L’attesa per Inside the Rose
Inside the Rose era dunque atteso con curiosità e, ammettiamolo, con la speranza di un ritorno al passato. Un ritorno che non c’è stato, visto che il disco rielabora le idee di Field of Reeds con un gusto più accentuato per la grandeur sonica (si ascolti la voce lirica di Beyond Black Suns). C’è anche maggiore spazio per percussioni ricche di sfumature e per tonalità oscure in sintonia che le passioni esoteriche dei Barnett.
I These New Puritans e il qualcosa che manca
L’iniziale Infinity Vibraphones mantiene ciò che promette il titolo ed è suadente e minacciosa insieme. Una cosa degna di Japan e Talk Talk ma più marziale.
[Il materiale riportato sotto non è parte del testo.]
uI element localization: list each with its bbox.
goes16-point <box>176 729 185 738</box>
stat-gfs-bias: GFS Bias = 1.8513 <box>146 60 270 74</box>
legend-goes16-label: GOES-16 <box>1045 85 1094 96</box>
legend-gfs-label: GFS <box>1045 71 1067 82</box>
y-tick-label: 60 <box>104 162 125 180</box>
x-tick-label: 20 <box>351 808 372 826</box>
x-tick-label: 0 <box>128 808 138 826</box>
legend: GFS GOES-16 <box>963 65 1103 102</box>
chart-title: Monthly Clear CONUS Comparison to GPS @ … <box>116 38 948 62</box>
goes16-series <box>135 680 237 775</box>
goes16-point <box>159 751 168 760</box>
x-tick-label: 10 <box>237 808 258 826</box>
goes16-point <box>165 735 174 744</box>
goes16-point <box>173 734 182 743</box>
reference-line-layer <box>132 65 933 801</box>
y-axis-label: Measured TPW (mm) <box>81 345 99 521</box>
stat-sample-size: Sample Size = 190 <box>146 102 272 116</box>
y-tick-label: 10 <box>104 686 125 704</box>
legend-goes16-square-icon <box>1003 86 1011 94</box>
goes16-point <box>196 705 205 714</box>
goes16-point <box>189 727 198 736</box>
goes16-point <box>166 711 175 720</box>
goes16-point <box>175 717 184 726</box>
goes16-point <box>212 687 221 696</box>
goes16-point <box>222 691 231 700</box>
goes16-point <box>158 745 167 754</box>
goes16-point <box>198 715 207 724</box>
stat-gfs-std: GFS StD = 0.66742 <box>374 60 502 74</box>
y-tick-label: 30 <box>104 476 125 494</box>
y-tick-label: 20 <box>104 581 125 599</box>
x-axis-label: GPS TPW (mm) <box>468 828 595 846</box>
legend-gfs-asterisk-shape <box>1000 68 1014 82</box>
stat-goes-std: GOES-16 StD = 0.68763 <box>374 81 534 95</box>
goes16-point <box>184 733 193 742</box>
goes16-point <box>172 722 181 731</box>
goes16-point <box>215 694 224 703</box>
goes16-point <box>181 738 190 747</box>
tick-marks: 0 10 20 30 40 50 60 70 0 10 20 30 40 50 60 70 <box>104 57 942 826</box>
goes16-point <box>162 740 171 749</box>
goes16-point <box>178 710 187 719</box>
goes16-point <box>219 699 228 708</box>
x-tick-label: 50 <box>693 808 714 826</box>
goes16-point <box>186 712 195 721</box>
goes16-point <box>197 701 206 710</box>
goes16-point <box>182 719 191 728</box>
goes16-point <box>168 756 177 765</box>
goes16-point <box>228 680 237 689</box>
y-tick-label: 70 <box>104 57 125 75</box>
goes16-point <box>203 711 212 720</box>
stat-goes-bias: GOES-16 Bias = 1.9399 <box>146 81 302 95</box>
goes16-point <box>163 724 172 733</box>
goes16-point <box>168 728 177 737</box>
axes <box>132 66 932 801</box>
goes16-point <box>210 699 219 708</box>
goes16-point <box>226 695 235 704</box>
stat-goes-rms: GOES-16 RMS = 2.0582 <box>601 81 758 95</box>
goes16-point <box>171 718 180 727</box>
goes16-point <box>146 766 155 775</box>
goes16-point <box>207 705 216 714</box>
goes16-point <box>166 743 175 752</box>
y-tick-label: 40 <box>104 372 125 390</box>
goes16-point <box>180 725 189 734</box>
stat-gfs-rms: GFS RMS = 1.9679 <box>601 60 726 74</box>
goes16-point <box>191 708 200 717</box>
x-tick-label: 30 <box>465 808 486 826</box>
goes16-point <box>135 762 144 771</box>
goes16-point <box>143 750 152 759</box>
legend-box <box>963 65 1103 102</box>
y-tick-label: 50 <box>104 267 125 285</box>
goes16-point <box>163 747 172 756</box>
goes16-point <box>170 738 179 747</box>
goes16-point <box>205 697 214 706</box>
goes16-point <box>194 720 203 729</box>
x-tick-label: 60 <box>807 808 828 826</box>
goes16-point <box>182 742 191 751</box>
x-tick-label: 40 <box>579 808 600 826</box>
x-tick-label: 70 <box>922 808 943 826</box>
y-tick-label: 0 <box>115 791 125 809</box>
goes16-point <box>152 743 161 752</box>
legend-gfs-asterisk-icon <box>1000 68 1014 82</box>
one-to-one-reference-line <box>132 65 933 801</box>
Peccato che il resto dell’album si mantenga sempre un guizzo sotto la grandezza. La sensazione è che ritmi, melodie, sentimenti siano tanto belli quanto trattenuti. L’unica eccezione è la trasognata-desolata Where The Trees Are On Fire, anch’essa perfetta nel veicolare l’immagine che la intitola. Forse il problema è, ancora una volta, l’eccessiva elaborazione dei contenuti a scapito della spontaneità. Into The Fire (con il cameo vocale di David Tibet dei Current 93) potrebbe ricordare la possente We Want War (brano-guida di Hidden) e invece suona irrisolta per eccesso di eleganza. Allo stesso modo A-R-P promette molto con il suo inizio che rimbalza tra Philip Glass e Brian Eno, tra serialità e astrazione per poi perdersi in un cantato più svaporato che vaporoso. Per tentare una sintesi: ci sono fremiti e inquietudini che però non si trasformano in gesti e sentimenti davvero compiuti.
Alla fine Inside the Rose va considerato, in sé e per sé, disco di indiscutibile pregio che però avrebbe potuto essere ben altro: il capolavoro dei These New Puritans.